Publicado em 25 de abril de 2017 às 17h26.

Última atualização em 22 de junho de 2017 às 18h27.

Letícia Toledo

Para uma empresa acostumada a mudanças milimétricas em sua estratégia, a notícia de que a Natura está no páreo para comprar a rede britânica The Body Shop é um acontecimento. A fabricante brasileira de cosméticos, conhecida pelas vendas porta-a-porta, compete com os fundos de investimento Advent, CVC Capital e Investindustrial Advisors pelo controle da companhia com 3.000 lojas pelo mundo, 119 delas no Brasil, posta à venda pela L’Óreal no início do ano.

Os motivos pelos quais a gigante de cosméticos colocou a The Shop à venda são conhecidos. Fundada pela britânica Anita Roddick em 1976 com o mesmo foco em sustentabilidade que marcou a história da Natura, a companhia nunca decolou dentro da pesada estrutura da L’Óreal. No ano passado, o faturamento caiu 5%, para 920 milhões de euros, e o lucro encolheu 38%, para 33,8 milhões. Para piorar, a companhia perdeu a conexão com a sustentabilidade, sem conseguir, por exemplo, reduzir o uso embalagens deviradas de petróleo.

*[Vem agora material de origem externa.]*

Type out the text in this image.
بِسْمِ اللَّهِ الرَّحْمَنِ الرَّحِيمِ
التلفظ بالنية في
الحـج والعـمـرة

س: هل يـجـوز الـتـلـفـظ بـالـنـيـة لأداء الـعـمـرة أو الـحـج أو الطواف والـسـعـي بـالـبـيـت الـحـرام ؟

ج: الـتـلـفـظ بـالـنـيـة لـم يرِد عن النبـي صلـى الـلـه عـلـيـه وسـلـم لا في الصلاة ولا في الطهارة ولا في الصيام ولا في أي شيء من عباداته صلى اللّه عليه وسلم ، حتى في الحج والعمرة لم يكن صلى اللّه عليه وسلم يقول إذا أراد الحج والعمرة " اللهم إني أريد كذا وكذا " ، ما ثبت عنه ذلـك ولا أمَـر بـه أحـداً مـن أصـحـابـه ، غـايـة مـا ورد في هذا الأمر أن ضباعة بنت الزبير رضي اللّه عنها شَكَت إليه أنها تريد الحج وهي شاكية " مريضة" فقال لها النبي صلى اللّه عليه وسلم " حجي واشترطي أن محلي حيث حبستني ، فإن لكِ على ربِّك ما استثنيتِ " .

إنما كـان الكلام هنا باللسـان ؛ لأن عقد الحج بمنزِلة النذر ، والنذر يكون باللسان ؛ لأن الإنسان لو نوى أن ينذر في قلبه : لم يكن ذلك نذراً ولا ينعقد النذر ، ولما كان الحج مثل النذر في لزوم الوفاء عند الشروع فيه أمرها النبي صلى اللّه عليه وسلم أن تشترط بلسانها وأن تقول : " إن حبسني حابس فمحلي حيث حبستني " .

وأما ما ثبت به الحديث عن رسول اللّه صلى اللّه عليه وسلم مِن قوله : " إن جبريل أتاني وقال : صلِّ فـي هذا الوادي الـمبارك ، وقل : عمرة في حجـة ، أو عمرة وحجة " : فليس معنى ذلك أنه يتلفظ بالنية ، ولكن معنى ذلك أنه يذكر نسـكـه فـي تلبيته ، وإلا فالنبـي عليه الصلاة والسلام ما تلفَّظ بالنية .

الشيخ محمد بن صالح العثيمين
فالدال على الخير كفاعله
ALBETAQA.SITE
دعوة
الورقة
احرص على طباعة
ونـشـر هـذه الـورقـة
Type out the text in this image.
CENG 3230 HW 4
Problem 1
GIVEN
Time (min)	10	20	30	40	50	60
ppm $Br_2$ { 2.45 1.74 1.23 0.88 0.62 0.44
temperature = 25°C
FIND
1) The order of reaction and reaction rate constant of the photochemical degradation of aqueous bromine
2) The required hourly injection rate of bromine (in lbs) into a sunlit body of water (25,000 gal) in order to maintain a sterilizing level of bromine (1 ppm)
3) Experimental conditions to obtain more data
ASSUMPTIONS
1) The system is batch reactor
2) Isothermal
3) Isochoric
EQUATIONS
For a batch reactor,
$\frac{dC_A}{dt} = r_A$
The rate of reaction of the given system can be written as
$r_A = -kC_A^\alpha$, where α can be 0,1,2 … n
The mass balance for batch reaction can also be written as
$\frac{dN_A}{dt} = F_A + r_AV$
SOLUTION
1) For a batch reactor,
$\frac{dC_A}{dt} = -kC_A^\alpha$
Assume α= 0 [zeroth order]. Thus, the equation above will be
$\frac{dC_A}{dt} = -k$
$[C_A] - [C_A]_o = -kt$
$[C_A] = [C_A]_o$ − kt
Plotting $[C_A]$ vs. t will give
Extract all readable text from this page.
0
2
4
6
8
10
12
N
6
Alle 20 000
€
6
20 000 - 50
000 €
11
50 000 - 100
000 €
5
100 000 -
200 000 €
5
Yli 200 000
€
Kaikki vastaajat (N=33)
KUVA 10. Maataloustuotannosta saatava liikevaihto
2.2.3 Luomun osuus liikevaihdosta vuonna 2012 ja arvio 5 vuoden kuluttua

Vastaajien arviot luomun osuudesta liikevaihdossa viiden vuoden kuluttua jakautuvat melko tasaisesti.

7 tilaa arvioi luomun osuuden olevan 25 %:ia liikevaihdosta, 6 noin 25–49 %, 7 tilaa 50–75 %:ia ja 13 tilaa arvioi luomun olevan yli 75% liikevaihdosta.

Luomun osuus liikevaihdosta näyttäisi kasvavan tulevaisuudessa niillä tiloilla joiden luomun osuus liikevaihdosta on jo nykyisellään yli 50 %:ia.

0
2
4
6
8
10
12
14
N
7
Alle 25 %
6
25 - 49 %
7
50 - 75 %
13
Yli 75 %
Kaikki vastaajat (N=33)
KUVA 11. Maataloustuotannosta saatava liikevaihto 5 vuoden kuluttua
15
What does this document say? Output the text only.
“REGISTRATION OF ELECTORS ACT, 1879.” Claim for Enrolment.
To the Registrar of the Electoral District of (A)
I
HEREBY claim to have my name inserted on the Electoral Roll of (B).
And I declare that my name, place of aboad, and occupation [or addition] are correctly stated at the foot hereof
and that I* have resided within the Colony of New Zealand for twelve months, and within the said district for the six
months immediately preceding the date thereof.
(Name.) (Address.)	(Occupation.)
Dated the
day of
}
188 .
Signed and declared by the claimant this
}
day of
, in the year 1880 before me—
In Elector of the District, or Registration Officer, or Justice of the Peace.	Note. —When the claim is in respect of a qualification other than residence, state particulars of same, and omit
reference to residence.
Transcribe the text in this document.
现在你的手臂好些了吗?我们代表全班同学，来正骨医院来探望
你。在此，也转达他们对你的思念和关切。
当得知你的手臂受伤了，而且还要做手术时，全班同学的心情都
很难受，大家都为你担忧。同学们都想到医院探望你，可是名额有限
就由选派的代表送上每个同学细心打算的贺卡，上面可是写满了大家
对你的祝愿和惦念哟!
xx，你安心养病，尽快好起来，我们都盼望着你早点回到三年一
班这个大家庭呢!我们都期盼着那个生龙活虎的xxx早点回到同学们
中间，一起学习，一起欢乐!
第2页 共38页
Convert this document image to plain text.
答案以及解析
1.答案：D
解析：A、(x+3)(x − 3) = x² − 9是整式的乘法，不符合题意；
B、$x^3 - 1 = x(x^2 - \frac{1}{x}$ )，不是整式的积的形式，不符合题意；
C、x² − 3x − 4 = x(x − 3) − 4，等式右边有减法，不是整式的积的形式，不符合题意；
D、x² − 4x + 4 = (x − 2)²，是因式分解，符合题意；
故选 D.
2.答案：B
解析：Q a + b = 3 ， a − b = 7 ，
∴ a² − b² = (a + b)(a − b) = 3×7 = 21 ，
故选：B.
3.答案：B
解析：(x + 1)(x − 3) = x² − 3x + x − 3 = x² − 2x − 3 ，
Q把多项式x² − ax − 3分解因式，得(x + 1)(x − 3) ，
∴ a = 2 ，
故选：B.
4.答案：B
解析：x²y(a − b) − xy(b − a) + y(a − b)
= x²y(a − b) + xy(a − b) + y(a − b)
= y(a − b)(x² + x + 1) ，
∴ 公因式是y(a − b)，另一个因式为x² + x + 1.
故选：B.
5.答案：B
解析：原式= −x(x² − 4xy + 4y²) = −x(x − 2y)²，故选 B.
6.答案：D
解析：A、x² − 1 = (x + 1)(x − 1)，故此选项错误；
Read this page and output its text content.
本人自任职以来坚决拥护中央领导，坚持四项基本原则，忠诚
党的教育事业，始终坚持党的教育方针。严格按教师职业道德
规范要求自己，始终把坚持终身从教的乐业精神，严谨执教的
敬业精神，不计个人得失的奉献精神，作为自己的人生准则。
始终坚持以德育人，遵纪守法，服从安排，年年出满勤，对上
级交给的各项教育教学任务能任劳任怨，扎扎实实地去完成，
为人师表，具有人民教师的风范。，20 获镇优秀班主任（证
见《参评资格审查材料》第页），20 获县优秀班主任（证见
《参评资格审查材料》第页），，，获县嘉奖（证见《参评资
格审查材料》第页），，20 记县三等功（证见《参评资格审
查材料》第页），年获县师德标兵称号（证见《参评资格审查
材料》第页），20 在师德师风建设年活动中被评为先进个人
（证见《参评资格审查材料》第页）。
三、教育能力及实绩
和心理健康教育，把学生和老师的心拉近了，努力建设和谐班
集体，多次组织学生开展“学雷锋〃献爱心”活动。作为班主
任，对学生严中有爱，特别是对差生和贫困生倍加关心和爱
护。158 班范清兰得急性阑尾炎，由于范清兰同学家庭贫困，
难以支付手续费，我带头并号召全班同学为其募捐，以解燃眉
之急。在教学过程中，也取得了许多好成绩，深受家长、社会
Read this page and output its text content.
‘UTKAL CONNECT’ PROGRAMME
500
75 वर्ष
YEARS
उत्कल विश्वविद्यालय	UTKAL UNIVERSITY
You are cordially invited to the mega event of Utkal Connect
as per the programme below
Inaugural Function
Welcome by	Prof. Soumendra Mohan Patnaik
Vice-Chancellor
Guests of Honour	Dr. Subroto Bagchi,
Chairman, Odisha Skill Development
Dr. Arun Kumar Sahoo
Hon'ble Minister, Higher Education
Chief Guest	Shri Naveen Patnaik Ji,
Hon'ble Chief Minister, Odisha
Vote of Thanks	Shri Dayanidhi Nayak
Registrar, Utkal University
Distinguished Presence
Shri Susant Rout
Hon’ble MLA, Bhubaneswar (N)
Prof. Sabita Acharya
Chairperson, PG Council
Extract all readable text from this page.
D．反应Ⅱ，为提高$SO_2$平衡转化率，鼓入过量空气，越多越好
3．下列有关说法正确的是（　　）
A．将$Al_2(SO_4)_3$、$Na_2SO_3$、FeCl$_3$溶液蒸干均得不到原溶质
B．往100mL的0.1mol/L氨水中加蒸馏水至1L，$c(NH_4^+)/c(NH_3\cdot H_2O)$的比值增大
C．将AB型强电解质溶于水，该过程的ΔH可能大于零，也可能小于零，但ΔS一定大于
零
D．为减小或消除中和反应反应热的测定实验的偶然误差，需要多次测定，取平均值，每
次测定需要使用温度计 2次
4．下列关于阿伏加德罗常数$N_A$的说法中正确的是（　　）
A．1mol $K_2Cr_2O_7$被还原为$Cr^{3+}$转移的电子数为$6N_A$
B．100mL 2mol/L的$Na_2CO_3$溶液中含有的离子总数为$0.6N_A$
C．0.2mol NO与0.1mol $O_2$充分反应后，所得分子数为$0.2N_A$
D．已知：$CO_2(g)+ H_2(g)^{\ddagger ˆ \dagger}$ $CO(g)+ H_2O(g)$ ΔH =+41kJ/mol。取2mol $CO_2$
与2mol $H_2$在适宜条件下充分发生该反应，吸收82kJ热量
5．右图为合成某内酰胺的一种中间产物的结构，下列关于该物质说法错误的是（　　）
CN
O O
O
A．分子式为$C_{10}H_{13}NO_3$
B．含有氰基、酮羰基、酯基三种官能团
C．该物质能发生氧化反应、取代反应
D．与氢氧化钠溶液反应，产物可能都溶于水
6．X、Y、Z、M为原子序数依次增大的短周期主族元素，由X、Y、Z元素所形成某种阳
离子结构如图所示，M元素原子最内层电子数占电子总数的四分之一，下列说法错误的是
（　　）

Roddick simplesmente não se entendia com os executivos da L’Óreal, que ela acusava de promoverem ideais inalcançáveis de beleza. Ela defendia o comércio justo, o que incluía importar ingredientes de países pobres como uma forma de contribuir para seu desenvolvimento. Eram questões que causavam controvérsia dentro de casa, e que, paradoxalmente, foram perdendo o impacto com consumidores que ganharam novas ofertas de produtos orgânicos vindas de pequenas empresas inovadoras. O mundo mudou, e a Body Shop ficou para trás. Hoje, a empresa está à venda por 1 bilhão de euros, praticamente o mesmo preço de quando foi comprada, em 2006 (por 1,1 bilhão de dólares em valores da época).

Mas as grandes questões que cercam o negócio são por que a Natura quer a The Body Shop, e por que, 48 anos depois de fundada por Guilherme Leal, Luiz Seabra e Pedro Passos, está disposta a dar o salto mais ousado de sua história. A companhia britânica, na teoria, preenche duas lacunas no negócio da Natura: lojas físicas e presença internacional. Procurada por EXAME Hoje, a Natura afirmou que não comenta “rumores do mercado”.

A estratégia de Natura de avançar em lojas físicas teve início apenas no ano passado. A empresa inaugurou sete lojas, e o plano é chegar até 30 no fim deste ano. “O movimento ainda é lento. Comprar a The Body Shop, apesar do investimento alto, seria uma maneira muito mais rápida de expandir as operações no varejo”, diz Giovana Scottini, analista da Eleven Financial. O presidente da Natura, João Paulo Ferreira, disse em teleconferência de resultados no ano passado que as lojas físicas vão representar aproximadamente 10% do faturamento da Natura até 2021.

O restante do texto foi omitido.